On READ_ONCE and Compiler Opts¶
Version History
Date | Description |
---|---|
Apr 13, 2020 | Initial Version |
I decide to write this blog after I once again got tricked by GCC optimizations. I was designing a simple single-producer-single-consumer ring buffer. Since there is a small time gap between slot-being-allocated and slot-being-usable (i.e., data filled), the producer will set a non-atomic flag once the data is filled thus usable. The consumer, running on a seperate CPU, will repeatly checking the usable flag after it has grabbed the slot.
Simple, right? Yet I ran into a lot random stuck during testing.
I didn’t even check the ring buffer design as I was so confident.
There was no timeout checking either. After some digging,
I realized I missed using READ_ONCE
when consumer thread is polling for the usable flag.
Yeah, once again, gcc -O2
tricked me:
it will optmize away repeated memory accesses
if it thinks the accessed variable/data is thread-local.
For instance, the following code snippet shows how gcc -O2 removes the memory access part.
Without -O2, a simple assembly loop is generated. With -O2, gcc generates a deadlock itself.

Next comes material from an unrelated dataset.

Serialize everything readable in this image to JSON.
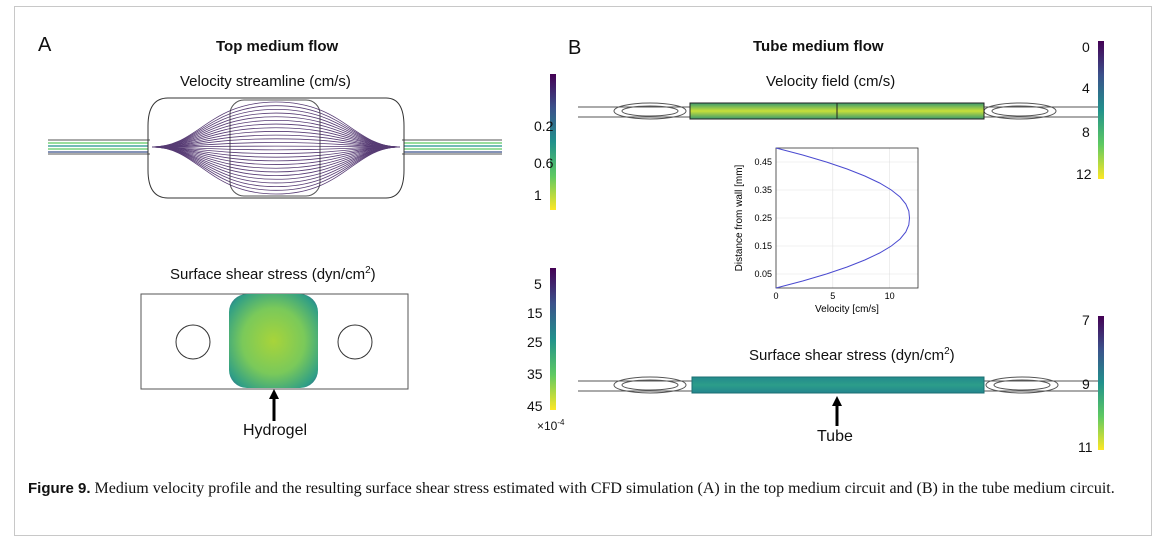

Original C Assembly Assembly
(gcc -S) (gcc -S -O2)
int x; | |
| .L2: | .L2:
/* Spin until x becomes true */ | movl x(%rip), %eax | jmp .L2
void wait_for_x(void) | cmpl $1, %eax |
{ | je .L2 |
while (x == 1) | |
; | |
} | |
Why this is happening? Because gcc thinks vairable x
is thread-local and will not be accessed
by multiple threads at the same time. Thus gcc thinks the above while (x == 1) ;
check will never break,
so generating an assembly deadlock jmp loop.
Why does this matter? Assume x
is a shared variable.
In the following code snippet, there are two threads, A and B.
Thread A wait until B change x
to 1.
If we compile with -O2, thread A will deadlock.
And this was my bug above.
int x; /* a global shared variable*/
Thread A Thread B
/* Spin until x becomes true */ | /* Set x at some point */
void wait_for_x(void) | x = 1;
{ |
while (x == 1) |
; |
} |
The common approach, is to add volatile
modifier, to explicitly express the concurrency issue.
But volatile is considered harmful by linux kernel, and I agree with it.
I generally use READ_ONCE
, WRITE_ONCE
, ACCESS_ONCE
macros.
They “tell” gcc that the particualr variable is a shared global variable,
thus for each time a C statment is running, the variable should be accessed once and exactly once.
The fix for above case is: while (READ_ONCE(x == 1)) ;
.
I will not go into details about why and how those macros are implemented. For more information, refers to source code, ktsan wiki.
Hope you enjoyed this simple bug-documentation blog.